Батюшка любил говорить нам поучения по всякому случаю, и почти каждый класс начинал притчею по поводу какого-нибудь события нашей гимназической жизни, так что уж мы при первом слоге впивались в него ушами и глазами, стараясь поскорее догадаться, на кого и на что хочет намекнуть он.
Один из богатеньких четвероклассников наших волонтёр Казмин, сын откупщика, постоянно обгонял на своих рысаках скромно шествовашего пешком отца Антония, кое-когда даже обдавая его брызгами грязи из-под копыт пристяжных. Батюшка никогда не упускал публично перед целым классом напудрить за это Казмину голову.
Как только он войдёт в класс с глазами, сверкающими горячее обыкновенного, так мы и знаем, что начнётся головомойка Казмину. Прочтут громко и отчётливо молитву перед ученьем, походит, походит батюшка по классу, с безмолвным состраданием покачивая головою, и начнёт словно сам с собою:
— Бедный христианин, быть может, и несравнимо достойнейший, бредёт по образу апостольскому пешим хождением через прах и грязь, а тщеславные сыны человеческие, надменные земным богатством своим, рыщут на колесницах по стогнам града, и даже не обращают горделивого лица своего на тех скромных путников, коих они покрывают прахом колёс своих…

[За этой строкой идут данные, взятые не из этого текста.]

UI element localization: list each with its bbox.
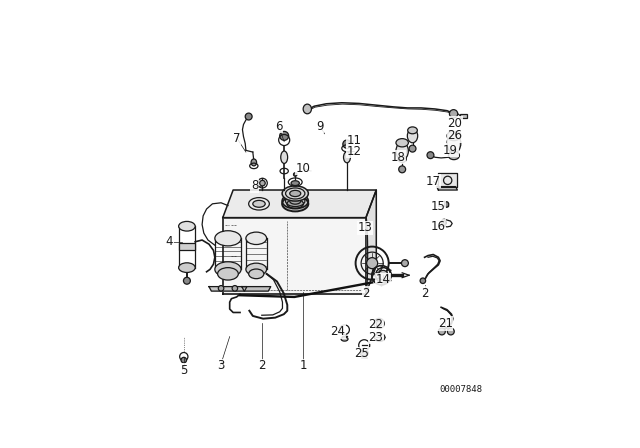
Ellipse shape [374,333,385,341]
Bar [460,114,467,118]
Ellipse shape [447,328,454,335]
Ellipse shape [438,328,445,335]
Ellipse shape [245,113,252,120]
Text: 20: 20 [447,117,462,130]
Ellipse shape [218,267,238,280]
Ellipse shape [282,186,308,201]
Ellipse shape [409,145,416,152]
Ellipse shape [280,131,289,140]
Ellipse shape [184,277,190,284]
Ellipse shape [215,262,241,277]
Text: 17: 17 [426,175,441,188]
Ellipse shape [287,199,303,208]
Text: 15: 15 [430,200,445,213]
Ellipse shape [341,337,348,341]
Ellipse shape [179,221,195,231]
Ellipse shape [449,151,460,159]
Ellipse shape [290,198,301,204]
Ellipse shape [367,258,378,269]
Ellipse shape [447,134,461,153]
Text: 12: 12 [346,145,362,158]
Ellipse shape [344,152,351,163]
Ellipse shape [360,350,369,356]
Ellipse shape [246,263,267,276]
Ellipse shape [290,190,301,197]
Text: 14: 14 [376,273,390,286]
Text: 6: 6 [275,120,282,133]
Text: 19: 19 [443,144,458,157]
Text: 8: 8 [251,179,258,192]
Ellipse shape [427,152,434,159]
Ellipse shape [378,271,388,280]
Text: 26: 26 [447,129,463,142]
Text: 4: 4 [166,235,173,248]
Ellipse shape [445,202,449,207]
Ellipse shape [251,159,257,166]
Text: 1: 1 [300,359,307,372]
Polygon shape [436,186,458,190]
Text: 23: 23 [368,331,383,344]
Ellipse shape [253,200,265,207]
Ellipse shape [396,142,408,159]
Text: 2: 2 [422,287,429,300]
Text: 00007848: 00007848 [439,384,483,393]
Text: 2: 2 [258,359,266,372]
Ellipse shape [408,127,417,134]
Ellipse shape [291,181,300,185]
Text: 11: 11 [346,134,362,147]
Ellipse shape [442,220,445,226]
Text: 5: 5 [180,364,188,377]
Ellipse shape [281,151,287,164]
Ellipse shape [218,285,224,291]
Polygon shape [366,190,376,293]
Ellipse shape [215,231,241,246]
Text: 7: 7 [233,132,241,145]
Text: 22: 22 [368,318,383,331]
Ellipse shape [282,196,308,211]
Ellipse shape [420,278,426,284]
Polygon shape [223,218,366,293]
Ellipse shape [376,321,382,326]
Text: 24: 24 [330,325,345,338]
Text: 9: 9 [316,120,324,133]
Ellipse shape [343,140,351,148]
Ellipse shape [294,173,297,176]
Text: 2: 2 [362,287,370,300]
Ellipse shape [396,138,408,147]
Ellipse shape [249,269,264,279]
Text: 18: 18 [390,151,405,164]
Polygon shape [242,287,271,291]
Bar [179,244,195,250]
Text: 25: 25 [355,347,369,360]
Ellipse shape [399,166,406,173]
Polygon shape [209,287,247,291]
Text: 3: 3 [217,359,224,372]
Text: 13: 13 [358,221,372,234]
Text: 10: 10 [296,162,310,175]
Text: 21: 21 [438,317,452,330]
Ellipse shape [246,232,267,245]
Text: 16: 16 [430,220,445,233]
Ellipse shape [447,131,461,141]
Ellipse shape [449,110,458,118]
Ellipse shape [179,263,195,272]
Ellipse shape [181,358,187,363]
Polygon shape [223,190,376,218]
Ellipse shape [407,129,418,143]
Ellipse shape [232,285,237,291]
Polygon shape [438,173,458,186]
Ellipse shape [260,181,265,186]
Ellipse shape [303,104,312,114]
Ellipse shape [401,260,408,267]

— Казмин! Казмин! Это он о Казмине! — сейчас же пробегает по классу оживлённый довольный шёпот, а Казмин обдёргивается и краснеет, чтобы, когда придёт надлежащая минута, встать и попросить обычного извинения у батюшки.
Особенно славилось в гимназии любимое поученье батюшки, которое он говорил семиклассникам в один из последних классов перед выпуском. Это был практический совет юношам, покидавшим школу и вступавшим в жизнь, как нужно переносить невзгоды этой жизни. Я хорошо помню начало этого поученья, которое все мы знали наизусть за много лет до того, как приходилось услышать его в седьмом классе из уст самого батюшки.
— Когда обуяет вас малодушие житейское, то вознеситесь мысленно превыше атмосферы земные, да и воззрите оттуда вниз… Тогда и планида наша вся с песчинку покажется, а не токмо что!
Что касается меня, то поученья и проповеди батюшки потрясли меня до глубины души. Все слова его были такие страшные, и глаза его были страшные, и колючие усы его были страшные, стоишь, бывало, перед ним в церкви, спрятавшись в рядах товарищей, и дрожишь всеми жилками, впившись глазами в его грозную фигуру, пристыв ухом к его грозной речи… Даже когда он служил за престолом в алтаре и воссылал протяжным резким басом молитвы Кроткому Спасителю мира, то моему глупому ребяческому воображению, начинённому образами библейского мира, он казался в своей рогатой шапочке суровым первосвященником Израиля, или неумолимым библейским пророком, способным бестрепетно заклать перед алтарём Иеговы и четыреста жрецов Ваала, и триста «жрецов дубровных».
В классе батюшки порядок и внимание были примерные. Никто не смел не слушать, никто не решался шалить. А чуть что послышится на задних скамьях, пронзительное око отца Антония сейчас же отметит виновника, и пронзительный бас его воткнётся в него, как булавка в пойманного жука:
— Оглашенный! Изыди!
А изыдешь, разумеется, прямо в объятия инспектора.
Знали у батюшки все без исключения и всё без исключения. Даже отпетые старики «гор Ливанских», и те почему-то интересовались Законом Божиим, и к всеобщему удивлению, учили уроки из него.